The truth is that those things will not make us happier or more successful. The roots of happiness are within ourselves.
Paul expressed it perfectly through his own experience as well as through inspiration. He had learned to be content in any circumstance, because he had learned to trust Christ for everything (see verses 12-13).
An American pioneer traveled west to relocate his family. At a frontier outpost he asked a store owner about the country to which he was moving, and the people he would find there. The storekeeper asked him, “What kind of people were in your old country?” The traveler replied, “A poor sort, unfriendly and unhelpful.” The storekeeper responded, “That is about the same kind you will find where you are going.”

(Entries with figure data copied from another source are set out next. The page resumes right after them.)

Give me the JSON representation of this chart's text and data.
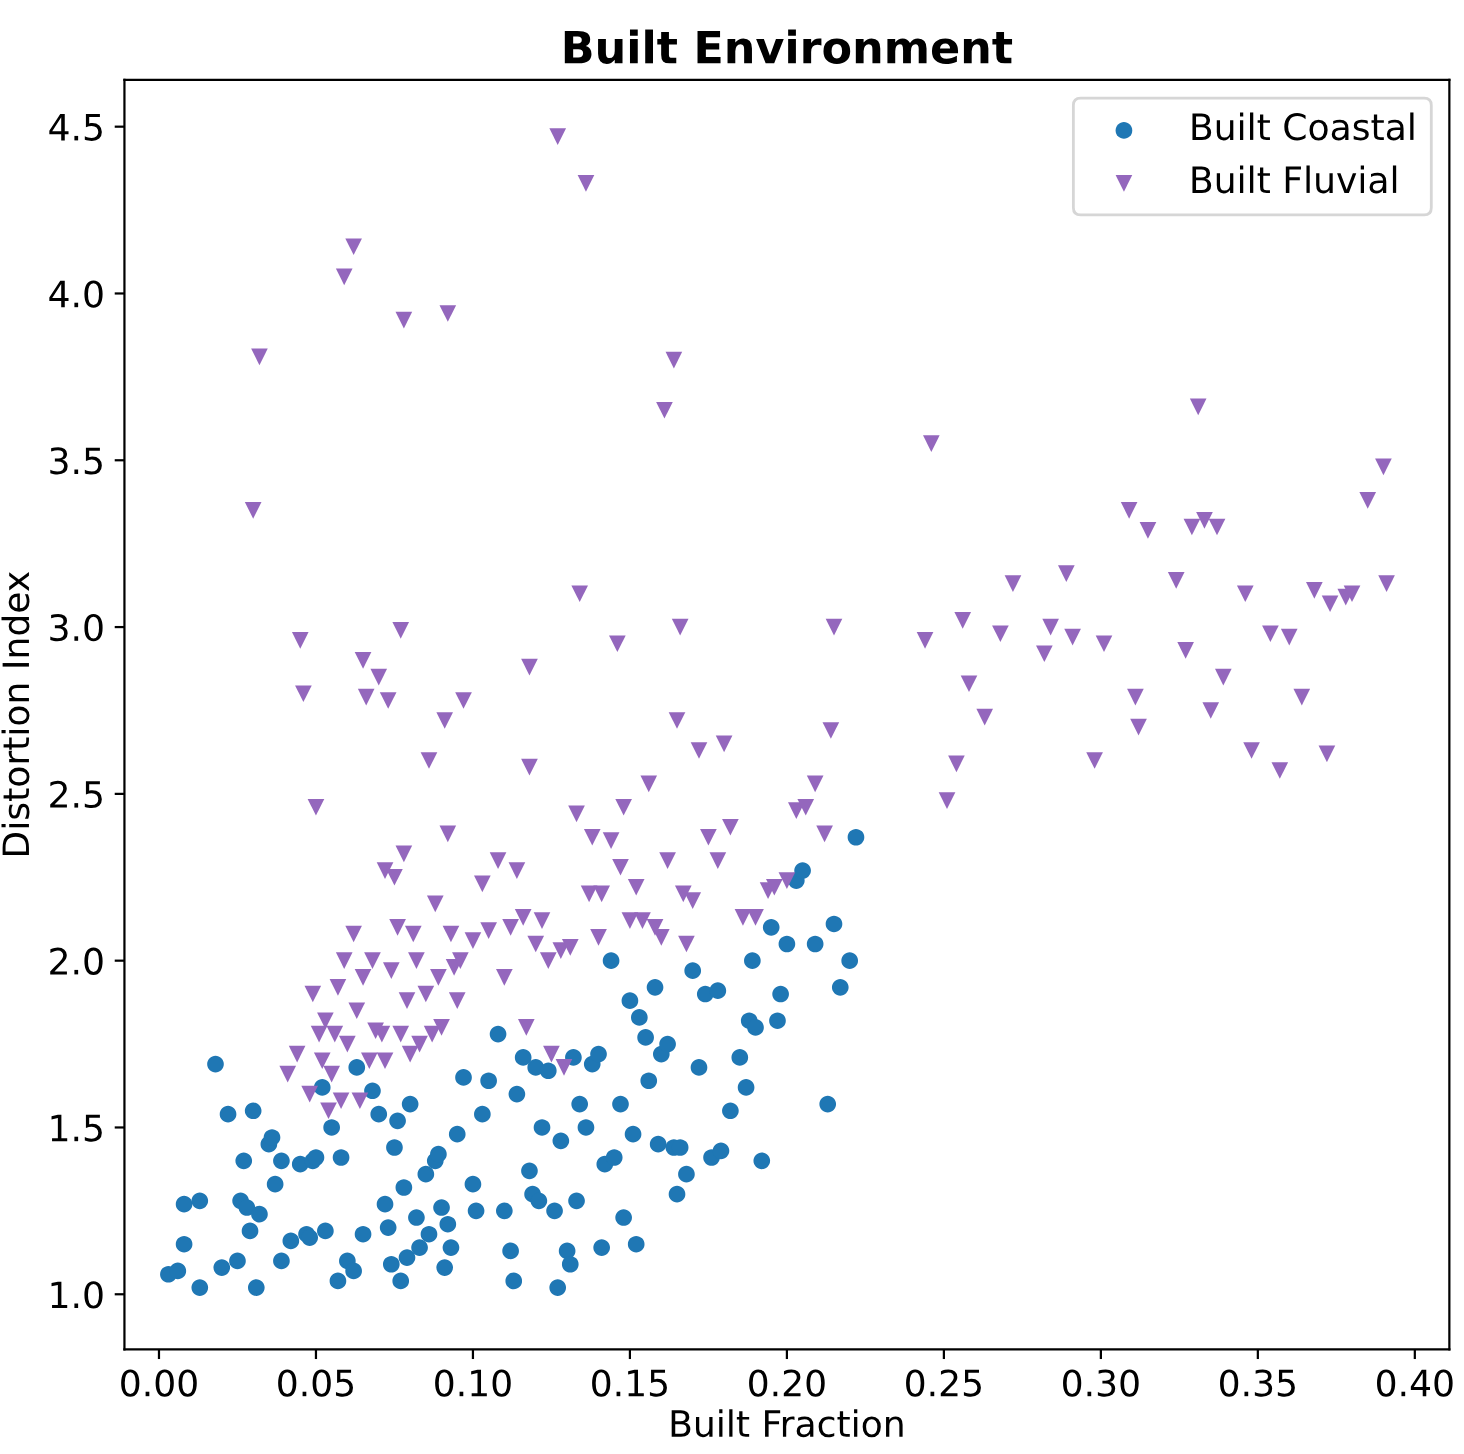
{
  "chart_data": {
    "type": "scatter",
    "title": "Built Environment",
    "xlabel": "Built Fraction",
    "ylabel": "Distortion Index",
    "xlim": [
      -0.011,
      0.411
    ],
    "ylim": [
      0.835,
      4.64
    ],
    "xticks": [
      {
        "value": 0,
        "label": "0.00"
      },
      {
        "value": 0.05,
        "label": "0.05"
      },
      {
        "value": 0.1,
        "label": "0.10"
      },
      {
        "value": 0.15,
        "label": "0.15"
      },
      {
        "value": 0.2,
        "label": "0.20"
      },
      {
        "value": 0.25,
        "label": "0.25"
      },
      {
        "value": 0.3,
        "label": "0.30"
      },
      {
        "value": 0.35,
        "label": "0.35"
      },
      {
        "value": 0.4,
        "label": "0.40"
      }
    ],
    "yticks": [
      {
        "value": 1,
        "label": "1.0"
      },
      {
        "value": 1.5,
        "label": "1.5"
      },
      {
        "value": 2,
        "label": "2.0"
      },
      {
        "value": 2.5,
        "label": "2.5"
      },
      {
        "value": 3,
        "label": "3.0"
      },
      {
        "value": 3.5,
        "label": "3.5"
      },
      {
        "value": 4,
        "label": "4.0"
      },
      {
        "value": 4.5,
        "label": "4.5"
      }
    ],
    "grid": false,
    "legend": "top right",
    "series": [
      {
        "name": "Built Coastal",
        "color": "#1f77b4",
        "marker": "circle",
        "x": [
          0.003,
          0.006,
          0.008,
          0.008,
          0.013,
          0.013,
          0.018,
          0.02,
          0.022,
          0.025,
          0.026,
          0.027,
          0.028,
          0.029,
          0.03,
          0.031,
          0.032,
          0.035,
          0.036,
          0.037,
          0.039,
          0.039,
          0.042,
          0.045,
          0.047,
          0.048,
          0.049,
          0.05,
          0.052,
          0.053,
          0.055,
          0.057,
          0.058,
          0.06,
          0.062,
          0.063,
          0.065,
          0.068,
          0.07,
          0.072,
          0.073,
          0.074,
          0.075,
          0.076,
          0.077,
          0.078,
          0.079,
          0.08,
          0.082,
          0.083,
          0.085,
          0.086,
          0.088,
          0.089,
          0.09,
          0.091,
          0.092,
          0.093,
          0.095,
          0.097,
          0.1,
          0.101,
          0.103,
          0.105,
          0.108,
          0.11,
          0.112,
          0.113,
          0.114,
          0.116,
          0.118,
          0.119,
          0.12,
          0.121,
          0.122,
          0.124,
          0.126,
          0.127,
          0.128,
          0.13,
          0.131,
          0.132,
          0.133,
          0.134,
          0.136,
          0.138,
          0.14,
          0.141,
          0.142,
          0.144,
          0.145,
          0.147,
          0.148,
          0.15,
          0.151,
          0.152,
          0.153,
          0.155,
          0.156,
          0.158,
          0.159,
          0.16,
          0.162,
          0.164,
          0.165,
          0.166,
          0.168,
          0.17,
          0.172,
          0.174,
          0.176,
          0.178,
          0.179,
          0.182,
          0.185,
          0.187,
          0.188,
          0.189,
          0.19,
          0.192,
          0.195,
          0.197,
          0.198,
          0.2,
          0.203,
          0.205,
          0.209,
          0.213,
          0.215,
          0.217,
          0.22,
          0.222
        ],
        "values": [
          1.06,
          1.07,
          1.15,
          1.27,
          1.28,
          1.02,
          1.69,
          1.08,
          1.54,
          1.1,
          1.28,
          1.4,
          1.26,
          1.19,
          1.55,
          1.02,
          1.24,
          1.45,
          1.47,
          1.33,
          1.4,
          1.1,
          1.16,
          1.39,
          1.18,
          1.17,
          1.4,
          1.41,
          1.62,
          1.19,
          1.5,
          1.04,
          1.41,
          1.1,
          1.07,
          1.68,
          1.18,
          1.61,
          1.54,
          1.27,
          1.2,
          1.09,
          1.44,
          1.52,
          1.04,
          1.32,
          1.11,
          1.57,
          1.23,
          1.14,
          1.36,
          1.18,
          1.4,
          1.42,
          1.26,
          1.08,
          1.21,
          1.14,
          1.48,
          1.65,
          1.33,
          1.25,
          1.54,
          1.64,
          1.78,
          1.25,
          1.13,
          1.04,
          1.6,
          1.71,
          1.37,
          1.3,
          1.68,
          1.28,
          1.5,
          1.67,
          1.25,
          1.02,
          1.46,
          1.13,
          1.09,
          1.71,
          1.28,
          1.57,
          1.5,
          1.69,
          1.72,
          1.14,
          1.39,
          2.0,
          1.41,
          1.57,
          1.23,
          1.88,
          1.48,
          1.15,
          1.83,
          1.77,
          1.64,
          1.92,
          1.45,
          1.72,
          1.75,
          1.44,
          1.3,
          1.44,
          1.36,
          1.97,
          1.68,
          1.9,
          1.41,
          1.91,
          1.43,
          1.55,
          1.71,
          1.62,
          1.82,
          2.0,
          1.8,
          1.4,
          2.1,
          1.82,
          1.9,
          2.05,
          2.24,
          2.27,
          2.05,
          1.57,
          2.11,
          1.92,
          2.0,
          2.37
        ]
      },
      {
        "name": "Built Fluvial",
        "color": "#9467bd",
        "marker": "triangle",
        "x": [
          0.03,
          0.032,
          0.041,
          0.044,
          0.045,
          0.046,
          0.048,
          0.049,
          0.05,
          0.051,
          0.052,
          0.053,
          0.054,
          0.055,
          0.056,
          0.057,
          0.058,
          0.059,
          0.059,
          0.06,
          0.062,
          0.062,
          0.063,
          0.064,
          0.065,
          0.065,
          0.066,
          0.067,
          0.068,
          0.069,
          0.07,
          0.071,
          0.072,
          0.072,
          0.073,
          0.074,
          0.075,
          0.076,
          0.077,
          0.077,
          0.078,
          0.078,
          0.079,
          0.08,
          0.081,
          0.082,
          0.083,
          0.085,
          0.086,
          0.087,
          0.088,
          0.089,
          0.09,
          0.091,
          0.092,
          0.092,
          0.093,
          0.094,
          0.095,
          0.096,
          0.097,
          0.1,
          0.103,
          0.105,
          0.108,
          0.11,
          0.112,
          0.114,
          0.116,
          0.117,
          0.118,
          0.118,
          0.12,
          0.122,
          0.124,
          0.125,
          0.127,
          0.128,
          0.129,
          0.131,
          0.133,
          0.134,
          0.136,
          0.137,
          0.138,
          0.14,
          0.141,
          0.144,
          0.146,
          0.147,
          0.148,
          0.15,
          0.152,
          0.154,
          0.156,
          0.158,
          0.16,
          0.161,
          0.162,
          0.164,
          0.165,
          0.166,
          0.167,
          0.168,
          0.17,
          0.172,
          0.175,
          0.178,
          0.18,
          0.182,
          0.186,
          0.19,
          0.194,
          0.196,
          0.2,
          0.203,
          0.206,
          0.209,
          0.212,
          0.214,
          0.215,
          0.246,
          0.244,
          0.251,
          0.254,
          0.256,
          0.258,
          0.263,
          0.268,
          0.272,
          0.282,
          0.284,
          0.289,
          0.291,
          0.298,
          0.301,
          0.309,
          0.311,
          0.312,
          0.315,
          0.324,
          0.327,
          0.329,
          0.331,
          0.333,
          0.335,
          0.337,
          0.339,
          0.346,
          0.348,
          0.354,
          0.357,
          0.36,
          0.364,
          0.368,
          0.372,
          0.373,
          0.378,
          0.38,
          0.385,
          0.39,
          0.391
        ],
        "values": [
          3.35,
          3.81,
          1.66,
          1.72,
          2.96,
          2.8,
          1.6,
          1.9,
          2.46,
          1.78,
          1.7,
          1.82,
          1.55,
          1.66,
          1.78,
          1.92,
          1.58,
          2.0,
          4.05,
          1.75,
          4.14,
          2.08,
          1.85,
          1.58,
          2.9,
          1.95,
          2.79,
          1.7,
          2.0,
          1.79,
          2.85,
          1.78,
          2.27,
          1.7,
          2.78,
          1.97,
          2.25,
          2.1,
          2.99,
          1.78,
          3.92,
          2.32,
          1.88,
          1.72,
          2.08,
          2.0,
          1.75,
          1.9,
          2.6,
          1.78,
          2.17,
          1.95,
          1.8,
          2.72,
          3.94,
          2.38,
          2.08,
          1.98,
          1.88,
          2.0,
          2.78,
          2.06,
          2.23,
          2.09,
          2.3,
          1.95,
          2.1,
          2.27,
          2.13,
          1.8,
          2.58,
          2.88,
          2.05,
          2.12,
          2.0,
          1.72,
          4.47,
          2.03,
          1.68,
          2.04,
          2.44,
          3.1,
          4.33,
          2.2,
          2.37,
          2.07,
          2.2,
          2.36,
          2.95,
          2.28,
          2.46,
          2.12,
          2.22,
          2.12,
          2.53,
          2.1,
          2.07,
          3.65,
          2.3,
          3.8,
          2.72,
          3.0,
          2.2,
          2.05,
          2.18,
          2.63,
          2.37,
          2.3,
          2.65,
          2.4,
          2.13,
          2.13,
          2.21,
          2.22,
          2.24,
          2.45,
          2.46,
          2.53,
          2.38,
          2.69,
          3.0,
          3.55,
          2.96,
          2.48,
          2.59,
          3.02,
          2.83,
          2.73,
          2.98,
          3.13,
          2.92,
          3.0,
          3.16,
          2.97,
          2.6,
          2.95,
          3.35,
          2.79,
          2.7,
          3.29,
          3.14,
          2.93,
          3.3,
          3.66,
          3.32,
          2.75,
          3.3,
          2.85,
          3.1,
          2.63,
          2.98,
          2.57,
          2.97,
          2.79,
          3.11,
          2.62,
          3.07,
          3.09,
          3.1,
          3.38,
          3.48,
          3.13
        ]
      }
    ]
  }
}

Soon another traveler came to ask him the same question. When the storekeeper asked him about the people he left behind he answered, “The best people in the world, helpful, generous, and kind.” The store owner then responded, “You will be glad to find in your new home people of that exact type.”
An observer had heard both conversations. When the second man left he asked, “Were those two men not going to the same place? How could you tell them there would be two opposite kinds of people there?” The storekeeper responded, “Each will find people who will respond to his own expectations and attitudes. They will determine how others will treat them.”
We carry the seeds of our own success wherever we go.
If we determine to find happiness and contentment, we almost certainly will. If we expect disappointment that is what we will have.
Whenever we insist on gazing longingly over the fence, seeing better things just beyond our reach, we have laid the foundation for misery. Let us learn to accept the reality of our circumstance, making the very best of those blessings God has given us. We will always find they are more than sufficient.